Anthony Albanese said the news of the diagnosis was "difficult," and he had written to the palace to convey the nation's well wishes.

Speaking in parliament, the prime minister said the King had always reached out to Australia when the country needed him.

"Australia has always had a special place in his affections," Mr Albanese said.

"He knows that the feeling is very much mutual.

"We wish him well for a speedy recovery and we very much look forward to him being able to take up our invitation to make his first visit to Australia as King."

Following the announcement of the diagnosis, Opposition Leader Peter Dutton urged men not to delay a visit to the doctor.

"We wish every best wish to King Charles ... he's a stoic individual," he said.

"There's a message the palace wants to get out as well ... make sure you go and have a check-up because early detection is important."

The Australian Monarchist League said the best wishes of all Australians would be with the King and his family.
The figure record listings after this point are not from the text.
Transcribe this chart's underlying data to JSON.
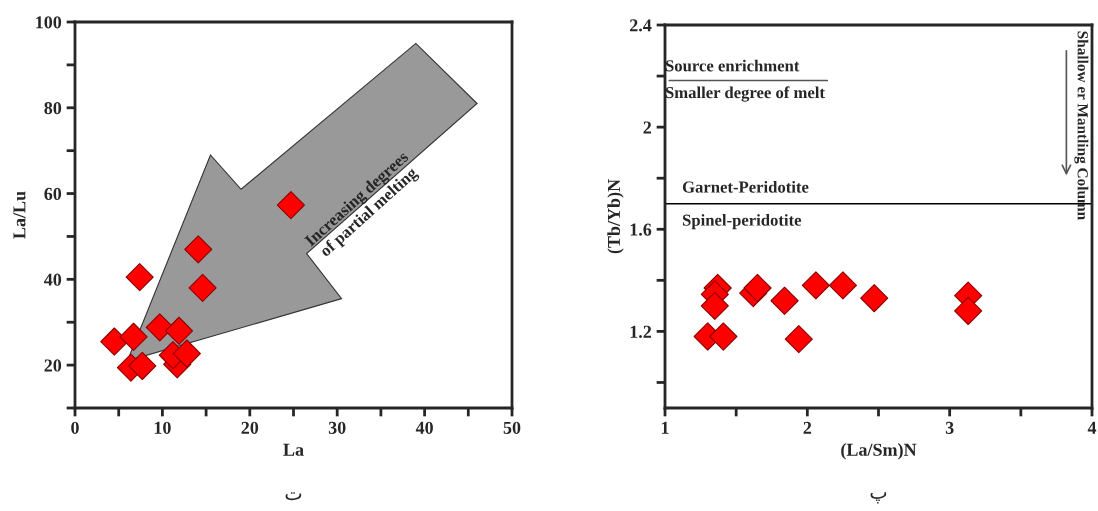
{
  "chart_data": [
    {
      "type": "scatter",
      "xlabel": "La",
      "ylabel": "La/Lu",
      "marker": "diamond",
      "grid": false,
      "legend": false,
      "xlim": [
        0,
        50
      ],
      "ylim": [
        10,
        100
      ],
      "xticks": [
        0,
        {
          "value": 5,
          "label": null
        },
        10,
        {
          "value": 15,
          "label": null
        },
        20,
        {
          "value": 25,
          "label": null
        },
        30,
        {
          "value": 35,
          "label": null
        },
        40,
        {
          "value": 45,
          "label": null
        },
        50
      ],
      "yticks": [
        {
          "value": 10,
          "label": null
        },
        20,
        {
          "value": 30,
          "label": null
        },
        40,
        {
          "value": 50,
          "label": null
        },
        60,
        {
          "value": 70,
          "label": null
        },
        80,
        {
          "value": 90,
          "label": null
        },
        100
      ],
      "series": [
        {
          "color": "#ff0000",
          "x": [
            4.5,
            6.7,
            6.4,
            7.7,
            7.4,
            9.7,
            11.9,
            11.7,
            11.2,
            12.8,
            14.1,
            14.6,
            24.7
          ],
          "values": [
            25.5,
            26.6,
            19.4,
            19.8,
            40.5,
            28.8,
            28,
            20.2,
            22.3,
            22.7,
            47,
            38,
            57.3
          ]
        }
      ],
      "annotations": [
        "Increasing degrees\nof partial melting",
        "ت"
      ]
    },
    {
      "type": "scatter",
      "xlabel": "(La/Sm)N",
      "ylabel": "(Tb/Yb)N",
      "marker": "diamond",
      "grid": false,
      "legend": false,
      "xlim": [
        1,
        4
      ],
      "ylim": [
        0.9,
        2.4
      ],
      "xticks": [
        1,
        {
          "value": 1.5,
          "label": null
        },
        2,
        {
          "value": 2.5,
          "label": null
        },
        3,
        {
          "value": 3.5,
          "label": null
        },
        4
      ],
      "yticks": [
        {
          "value": 1.0,
          "label": null
        },
        1.2,
        {
          "value": 1.4,
          "label": null
        },
        1.6,
        {
          "value": 1.8,
          "label": null
        },
        2,
        {
          "value": 2.2,
          "label": null
        },
        2.4
      ],
      "series": [
        {
          "color": "#ff0000",
          "x": [
            1.37,
            1.35,
            1.35,
            1.3,
            1.41,
            1.62,
            1.65,
            1.84,
            1.94,
            2.06,
            2.25,
            2.47,
            3.13,
            3.13
          ],
          "values": [
            1.37,
            1.345,
            1.3,
            1.18,
            1.18,
            1.35,
            1.37,
            1.32,
            1.17,
            1.38,
            1.38,
            1.33,
            1.34,
            1.28
          ]
        }
      ],
      "ref_lines": [
        {
          "axis": "y",
          "value": 1.7,
          "label": "Garnet-Peridotite",
          "color": "#000000"
        }
      ],
      "annotations": [
        "Source enrichment",
        "Smaller degree of melt",
        "Spinel-peridotite",
        "Shallow er Mantling Column",
        "پ"
      ]
    }
  ]
}
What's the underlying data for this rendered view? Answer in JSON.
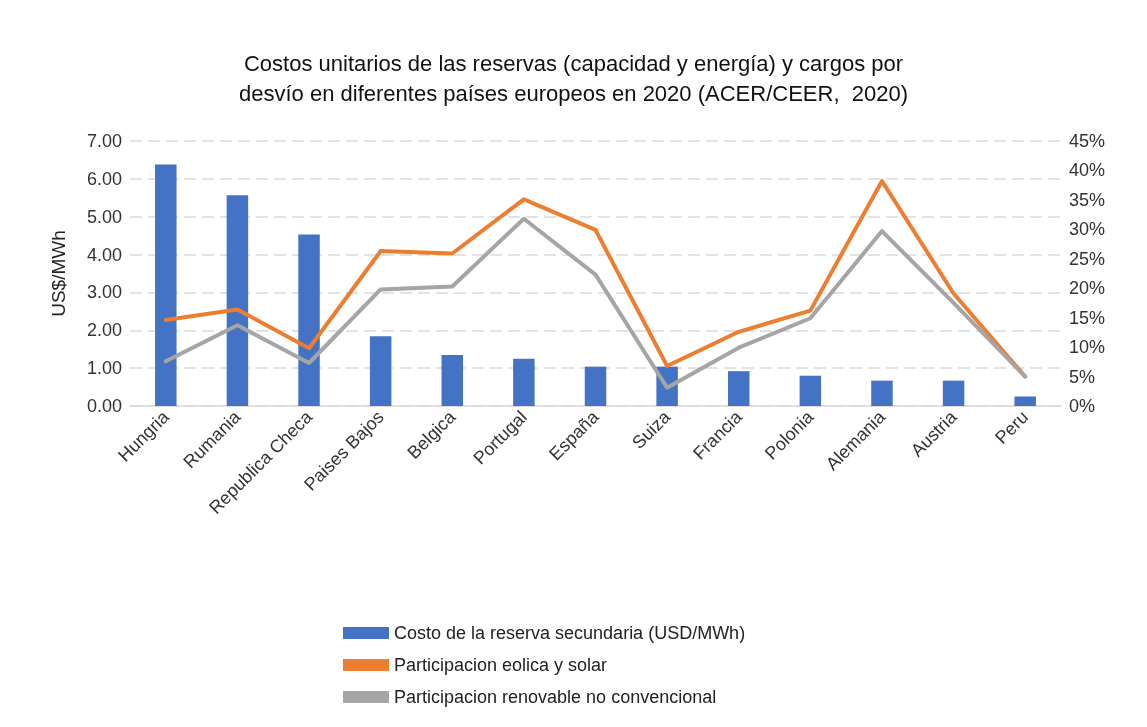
{
  "chart_data": {
    "type": "bar",
    "title": "Costos unitarios de las reservas (capacidad y energía) y cargos por\ndesvío en diferentes países europeos en 2020 (ACER/CEER,  2020)",
    "ylabel": "US$/MWh",
    "categories": [
      "Hungria",
      "Rumania",
      "Republica Checa",
      "Paises Bajos",
      "Belgica",
      "Portugal",
      "España",
      "Suiza",
      "Francia",
      "Polonia",
      "Alemania",
      "Austria",
      "Peru"
    ],
    "series": [
      {
        "name": "Costo de la reserva secundaria (USD/MWh)",
        "color": "#4472c4",
        "values": [
          6.38,
          5.57,
          4.53,
          1.84,
          1.35,
          1.25,
          1.04,
          1.04,
          0.92,
          0.8,
          0.67,
          0.67,
          0.25
        ]
      },
      {
        "name": "Participacion eolica y solar",
        "type": "line",
        "axis": "y2",
        "color": "#ed7d31",
        "values": [
          14.6,
          16.4,
          9.8,
          26.3,
          25.9,
          35.1,
          29.9,
          6.8,
          12.6,
          16.2,
          38.2,
          19.1,
          5.0
        ]
      },
      {
        "name": "Participacion renovable no convencional",
        "type": "line",
        "axis": "y2",
        "color": "#a5a5a5",
        "values": [
          7.6,
          13.7,
          7.3,
          19.8,
          20.3,
          31.8,
          22.3,
          3.1,
          9.9,
          14.9,
          29.7,
          17.5,
          5.0
        ]
      }
    ],
    "ylim": [
      0,
      7
    ],
    "yticks": [
      {
        "value": 0,
        "label": "0.00"
      },
      {
        "value": 1,
        "label": "1.00"
      },
      {
        "value": 2,
        "label": "2.00"
      },
      {
        "value": 3,
        "label": "3.00"
      },
      {
        "value": 4,
        "label": "4.00"
      },
      {
        "value": 5,
        "label": "5.00"
      },
      {
        "value": 6,
        "label": "6.00"
      },
      {
        "value": 7,
        "label": "7.00"
      }
    ],
    "y2lim": [
      0,
      45
    ],
    "y2ticks": [
      {
        "value": 0,
        "label": "0%"
      },
      {
        "value": 5,
        "label": "5%"
      },
      {
        "value": 10,
        "label": "10%"
      },
      {
        "value": 15,
        "label": "15%"
      },
      {
        "value": 20,
        "label": "20%"
      },
      {
        "value": 25,
        "label": "25%"
      },
      {
        "value": 30,
        "label": "30%"
      },
      {
        "value": 35,
        "label": "35%"
      },
      {
        "value": 40,
        "label": "40%"
      },
      {
        "value": 45,
        "label": "45%"
      }
    ],
    "grid": "y",
    "legend": "bottom",
    "marker": "none",
    "line_style": "solid"
  }
}
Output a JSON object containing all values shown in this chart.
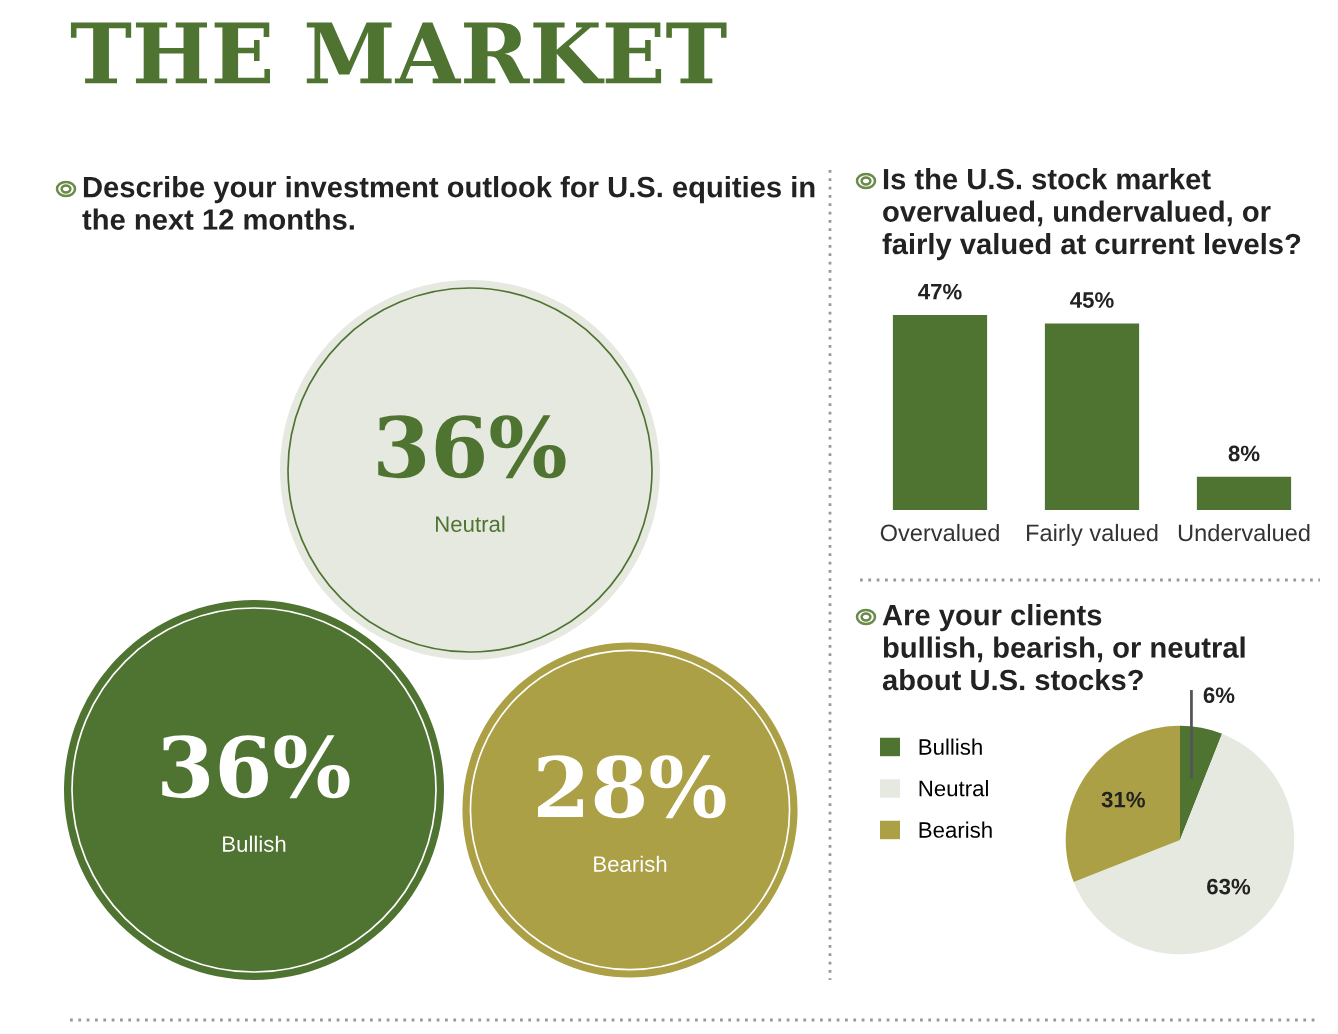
{
  "chart_data": [
    {
      "type": "other",
      "title": "THE MARKET"
    },
    {
      "type": "other",
      "title": "Describe your investment outlook for U.S. equities in\nthe next 12 months.",
      "categories": [
        "Neutral",
        "Bullish",
        "Bearish"
      ],
      "values": [
        36,
        36,
        28
      ],
      "value_labels": [
        "36%",
        "36%",
        "28%"
      ],
      "colors": [
        "#e6e9df",
        "#4f7331",
        "#aca046"
      ]
    },
    {
      "type": "bar",
      "title": "Is the U.S. stock market\novervalued, undervalued, or\nfairly valued at current levels?",
      "categories": [
        "Overvalued",
        "Fairly valued",
        "Undervalued"
      ],
      "values": [
        47,
        45,
        8
      ],
      "value_labels": [
        "47%",
        "45%",
        "8%"
      ],
      "color": "#4f7331"
    },
    {
      "type": "pie",
      "title": "Are your clients\nbullish, bearish, or neutral\nabout U.S. stocks?",
      "categories": [
        "Bullish",
        "Neutral",
        "Bearish"
      ],
      "values": [
        6,
        63,
        31
      ],
      "value_labels": [
        "6%",
        "63%",
        "31%"
      ],
      "colors": [
        "#4f7331",
        "#e6e9df",
        "#aca046"
      ],
      "legend": "left"
    }
  ]
}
"It will be a real pity for all those who were looking forward to that very exciting prospect of having the King of Australia come and be here with us," Chairman Eric Abetz told ABC radio.

"Let's see how this develops and let's hope the medical team for King Charles can deal with this matter as quickly as possible."

The palace hasn't confirmed the type of cancer the King has, only that it was found during his recent treatment for an enlarged prostate.